Selain itu, program ini juga memberikan kesempatan bagi masyarakat untuk menjadi relawan kemanusiaan yang akan membantu operasional Safehouse 110 secara sukarela.
Para relawan akan mendapatkan pendataan, pembinaan, dan pelatihan untuk memastikan pelayanan yang diberikan dapat berjalan dengan optimal dan profesional.
Dirbinmas Polda Jateng, Kombes Pol. Siti Rondhijah, S. Si., M. Kes, menyatakan bahwa kehadiran Safehouse 110 adalah bentuk penguatan kemitraan Polri dengan semua elemen masyarakat dalam memberikan perlindungan dan rasa aman bagi warga yang memerlukan bantuan.

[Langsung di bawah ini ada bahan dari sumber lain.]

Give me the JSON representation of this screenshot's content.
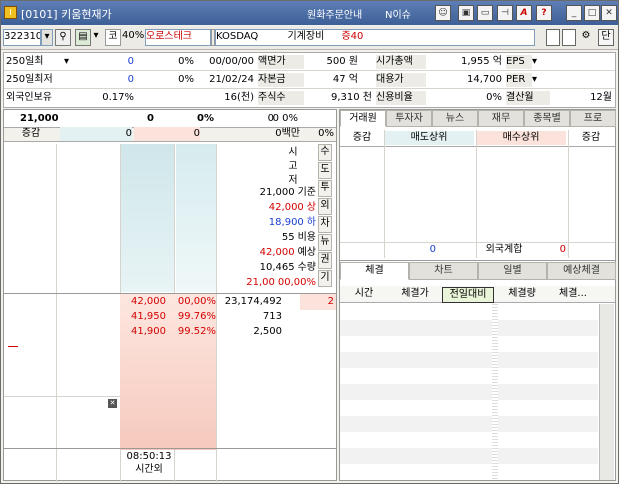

“Safehouse 110 kami hadirkan sebagai sarana perlindungan berbasis kemanusiaan yang melibatkan partisipasi aktif masyarakat. Melalui sinergi dengan tokoh agama, organisasi masyarakat, pemerintah daerah, dan para relawan, kami berharap program ini akan menjadi tempat yang aman, mudah diakses, serta memberikan manfaat nyata bagi masyarakat yang memerlukan perlindungan dan pendampingan,” ungkap Kombes Pol. Siti Rondhijah.